I didn’t really intend to share this loaf cake with you this soon.

But as I was driving back from the pâtisserie, and rain drops started to hit my car window – in what I refer to as the most comforting sound ever – I knew I had to tell you how fabulous and perfect this chocolate cake is.

I made it a couple of weeks ago. On a Sunday, and by Monday it was all gone. Nigella, who once was my very own favourite person in the world before Pierre got in the way, totally re-gained my love and trust.

It might not be the prettiest cake, but just a single bite will make you forget the glossy entremets, and as a side-effect, your worries.
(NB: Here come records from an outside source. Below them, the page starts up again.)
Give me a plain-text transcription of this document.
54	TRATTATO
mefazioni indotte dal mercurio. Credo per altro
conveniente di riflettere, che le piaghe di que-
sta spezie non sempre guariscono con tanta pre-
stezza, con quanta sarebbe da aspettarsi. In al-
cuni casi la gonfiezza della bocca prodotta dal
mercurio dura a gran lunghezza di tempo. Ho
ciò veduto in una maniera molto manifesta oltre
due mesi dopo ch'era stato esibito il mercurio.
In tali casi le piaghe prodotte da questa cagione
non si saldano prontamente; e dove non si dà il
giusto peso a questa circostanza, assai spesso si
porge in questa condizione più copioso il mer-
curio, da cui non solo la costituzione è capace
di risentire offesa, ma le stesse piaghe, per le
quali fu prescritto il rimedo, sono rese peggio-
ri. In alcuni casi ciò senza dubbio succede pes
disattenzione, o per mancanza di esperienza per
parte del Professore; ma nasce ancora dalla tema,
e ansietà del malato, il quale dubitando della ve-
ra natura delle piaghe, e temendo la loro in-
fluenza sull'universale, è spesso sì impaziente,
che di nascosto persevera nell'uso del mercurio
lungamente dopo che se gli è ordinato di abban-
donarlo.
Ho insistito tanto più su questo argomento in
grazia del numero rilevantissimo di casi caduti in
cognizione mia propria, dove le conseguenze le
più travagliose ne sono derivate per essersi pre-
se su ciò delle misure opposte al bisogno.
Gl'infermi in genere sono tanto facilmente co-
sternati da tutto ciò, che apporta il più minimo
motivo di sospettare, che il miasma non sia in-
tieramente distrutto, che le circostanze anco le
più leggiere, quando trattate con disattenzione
Believe me when I say I would happily sink my teeth into one of those dense yet melting slices. For tea. Every single day.

And maybe, if I did, then everything would look sweet and chocolate-coated; even though I must admit I’m currently so happy that it would take a lot to bring me down.

But well, if for whatever reason (and I know there are many), you’re feeling sad or tired or both, then please, take the time to make this super-easy cake. Hopefully, the sky will clear up, and the next minute, you’ll be your usual happy self.

Cake fondant ultra-chocolaté
Adapted from Nigella Lawson’s Feast.

As you’ll make the batter, you’ll definitely measure how good the cake is. Deeply fragrant, with a melt-in-your mouth texture.
Shall we all thank the cocoa powder. And melted chocolate. And cocoa syrup. And fine chocolate slivers.

However – and trust me, this is a not a problem – the recipe yields to two loafs. But they freeze beautifully, and they texture even benefits from they’re little Aspen-like vacations.

Cake fondant ultra-chocolaté

makes two loafs

for the cake
200g plain flour
1/2 tsp baking soda
50g cocoa powder
275g caster sugar
175g butter
2 eggs
1 tblsp natural vanilla extract
175g chocolate, melted
80g double cream
125g boiling water

for the syrup
1 tsp cocoa powder
125g water
100g caster sugar

for the topping
25g milk chocolate

Preheat the oven to 170°C. Grease and line two loaf tins (21 x 11cm and 7.5cm deep) with baking paper, making sure you cut it well above the rim so you’ll have handles to later get the cake out from its tin.

Put the flour, baking soda, cocoa, sugar, butter, eggs, vanilla extract, melted chocolate and double cream into a bowl, and mix with a wooden spoon until smooth. Slowly incoporate the boiling water and divide the batter between the twi loaf tins.

Bake for an hour, or until firm to the touch.

As soon as the cake is baked, remove from its tin using the baking paper, and place on a cooling rack, leaving the baking paper in place.

Put the syrup ingredients of cocoa, water and sugar into a small saucepan, and boil for approximately five minutes, until thickened.

When the syrup is ready, pierce the cake a few times using a skewer or a long match, and pour the syrup as evenly as possible over the cake. Let the cake become completely cold, remove the paper, and place it on your serving plate.

Get your chocolate, and slice thin slivers off the block with a heavy knife, until you’ve got enough to cover the top of the cake.